Earth day is celebrated every year on April 22nd. This year is Earth Day Canada’s 25th Anniversary and we’re #rootingfortrees! In celebration of 25 years, Earth Day Canada has committed to planting 25, 000 trees during Earth Month from April 1-30. For some great resources to teach children about Earth Day or to get involved you can visit Earth Day Canada’s website.
World leaders will gather today to sign the Paris Climate Agreement. Countries in attendance recognize that climate change is a common concern of humankind and is an urgent and potentially irreversible threat to society and the planet.
At the same time, the global network of Earth Day organizations are kicking off an ambitious campaign to plant 7.8 billion trees, one for every person on the planet by 2020. Canada’s contribution to this worldwide goal is 35 million trees – one for every person in Canada.
10 Benefits of Trees:
- Trees combat climate change. Trees absorb CO2, removing and storing carbon while releasing the oxygen back into the air. In one year, an acre of mature trees absorbs the amount of CO2 produced when you drive your car 41,842 km.
- Trees clean the air. Trees absorb odors and pollutant gases (nitrogen oxides, ammonia, sulfur dioxide and ozone) and filter particulates out of the air by trapping them on their leaves and bark.
- Trees cool the streets and the city. Trees cool the city by up to 10°F, by shading our homes and streets, breaking up urban “heat islands” and releasing water vapor into the air through their leaves. Temperatures are rising because tree coverage has declined and heat absorbing roads and buildings have increase.
- Trees conserve energy. Three trees placed strategically around a single-family home can cut summer air conditioning needs by up to 50 percent. By reducing the energy demand for cooling our houses, we reduce carbon dioxide and other pollution emissions from power plants.
- Trees save water. Shade from trees slows water evaporation.

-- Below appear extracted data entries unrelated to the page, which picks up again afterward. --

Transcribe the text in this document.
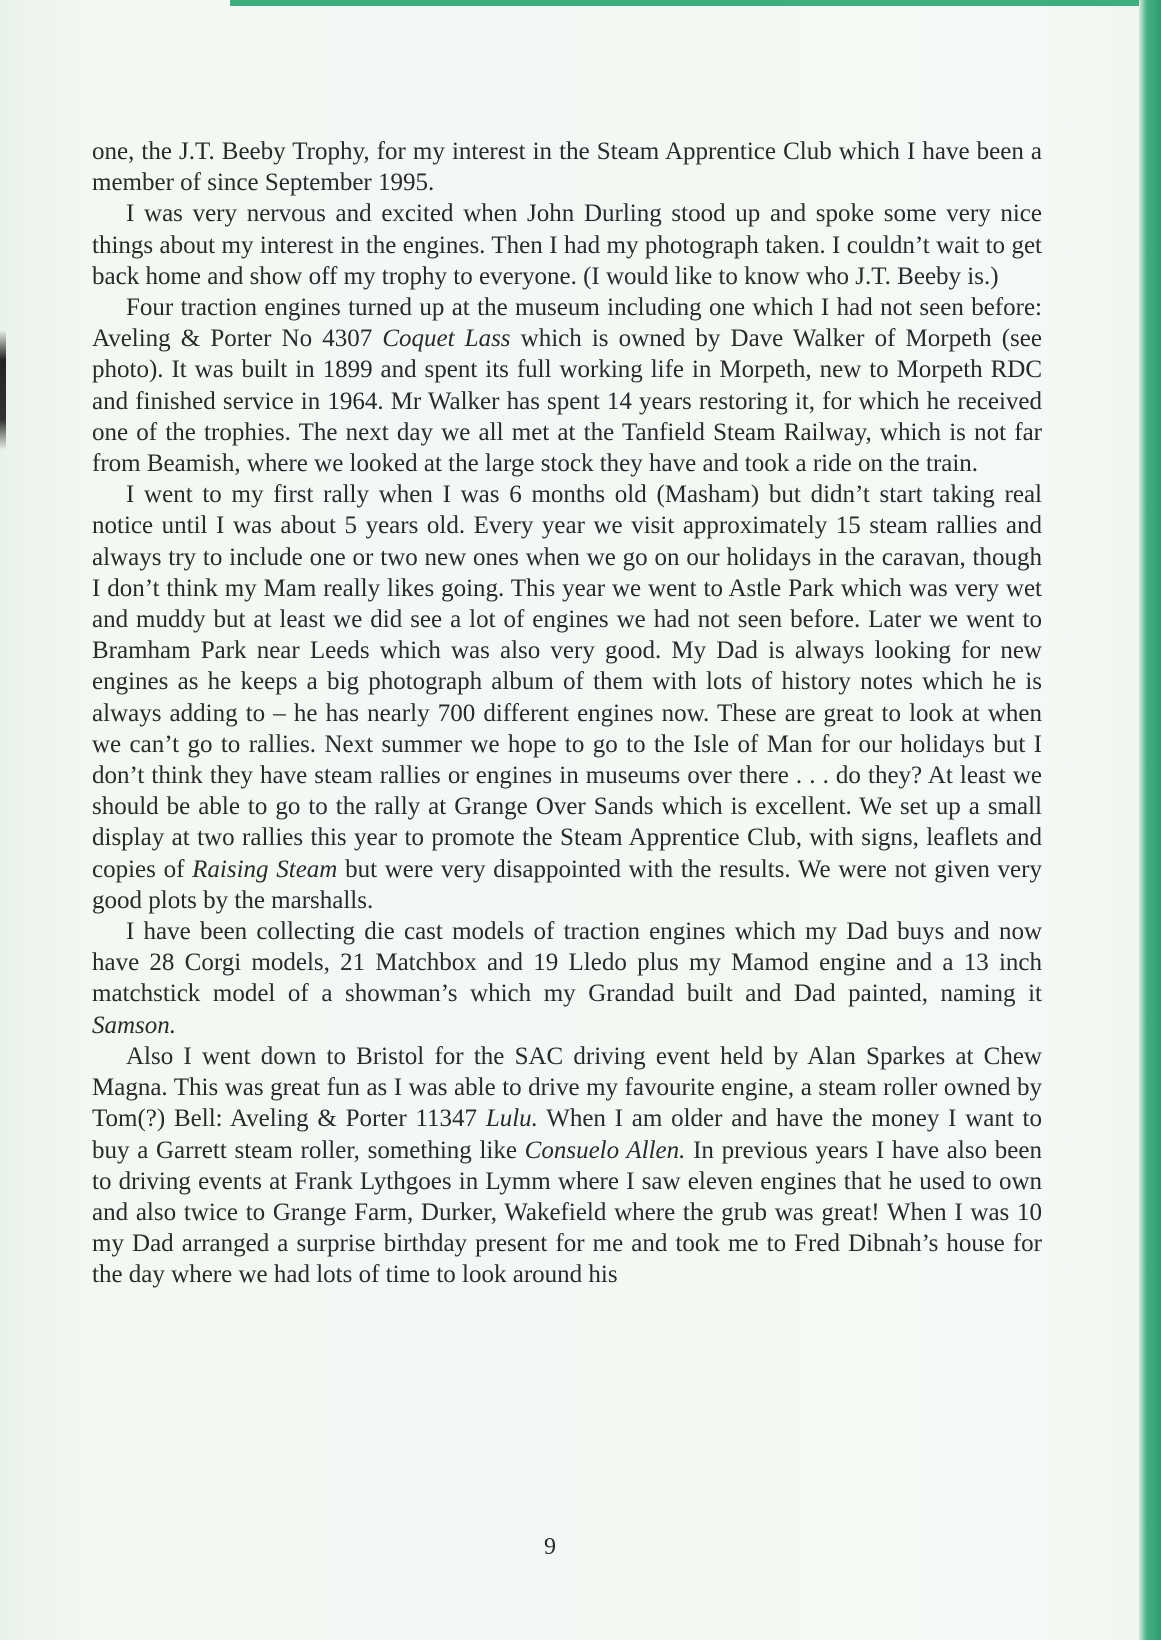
one, the J.T. Beeby Trophy, for my interest in the Steam Apprentice Club which I have been a member of since September 1995.

I was very nervous and excited when John Durling stood up and spoke some very nice things about my interest in the engines. Then I had my photograph taken. I couldn’t wait to get back home and show off my trophy to everyone. (I would like to know who J.T. Beeby is.)

Four traction engines turned up at the museum including one which I had not seen before: Aveling & Porter No 4307 Coquet Lass which is owned by Dave Walker of Morpeth (see photo). It was built in 1899 and spent its full working life in Morpeth, new to Morpeth RDC and finished service in 1964. Mr Walker has spent 14 years restoring it, for which he received one of the trophies. The next day we all met at the Tanfield Steam Railway, which is not far from Beamish, where we looked at the large stock they have and took a ride on the train.

I went to my first rally when I was 6 months old (Masham) but didn’t start taking real notice until I was about 5 years old. Every year we visit approximately 15 steam rallies and always try to include one or two new ones when we go on our holidays in the caravan, though I don’t think my Mam really likes going. This year we went to Astle Park which was very wet and muddy but at least we did see a lot of engines we had not seen before. Later we went to Bramham Park near Leeds which was also very good. My Dad is always looking for new engines as he keeps a big photograph album of them with lots of history notes which he is always adding to – he has nearly 700 different engines now. These are great to look at when we can’t go to rallies. Next summer we hope to go to the Isle of Man for our holidays but I don’t think they have steam rallies or engines in museums over there . . . do they? At least we should be able to go to the rally at Grange Over Sands which is excellent. We set up a small display at two rallies this year to promote the Steam Apprentice Club, with signs, leaflets and copies of Raising Steam but were very disappointed with the results. We were not given very good plots by the marshalls.

I have been collecting die cast models of traction engines which my Dad buys and now have 28 Corgi models, 21 Matchbox and 19 Lledo plus my Mamod engine and a 13 inch matchstick model of a showman’s which my Grandad built and Dad painted, naming it Samson.

Also I went down to Bristol for the SAC driving event held by Alan Sparkes at Chew Magna. This was great fun as I was able to drive my favourite engine, a steam roller owned by Tom(?) Bell: Aveling & Porter 11347 Lulu. When I am older and have the money I want to buy a Garrett steam roller, something like Consuelo Allen. In previous years I have also been to driving events at Frank Lythgoes in Lymm where I saw eleven engines that he used to own and also twice to Grange Farm, Durker, Wakefield where the grub was great! When I was 10 my Dad arranged a surprise birthday present for me and took me to Fred Dibnah’s house for the day where we had lots of time to look around his

9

- Trees shield children from UV rays. Trees reduce UV-B exposure by about 50 percent, thus protecting children in playgrounds and parks – where children spend hours outdoors.
- Trees provide food. An apple tree can yield up to 15-20 bushels of fruit per year and can be planted on tiny urban lots. Aside from fruit for humans, trees also provide fruit for birds and animals.
- Trees heal. Studies have shown that patients with views of trees out their windows heal faster. Children with ADHD show fewer symptoms when they have access to nature. Exposure to trees and nature also aids concentration by reducing mental fatigue and reduces stress and anxiety.
- Trees create economic opportunities. Fruit harvested from community orchards can be sold, thus providing income.
- Trees provide habitat for wildlife. Sycamore, oak and maple trees are among the many urban species that provide excellent homes for birds, bees, and squirrels.
Restoring our forests remains the most affordable, health-promoting and regenerative solution to climate change. Will you help grow the global forest?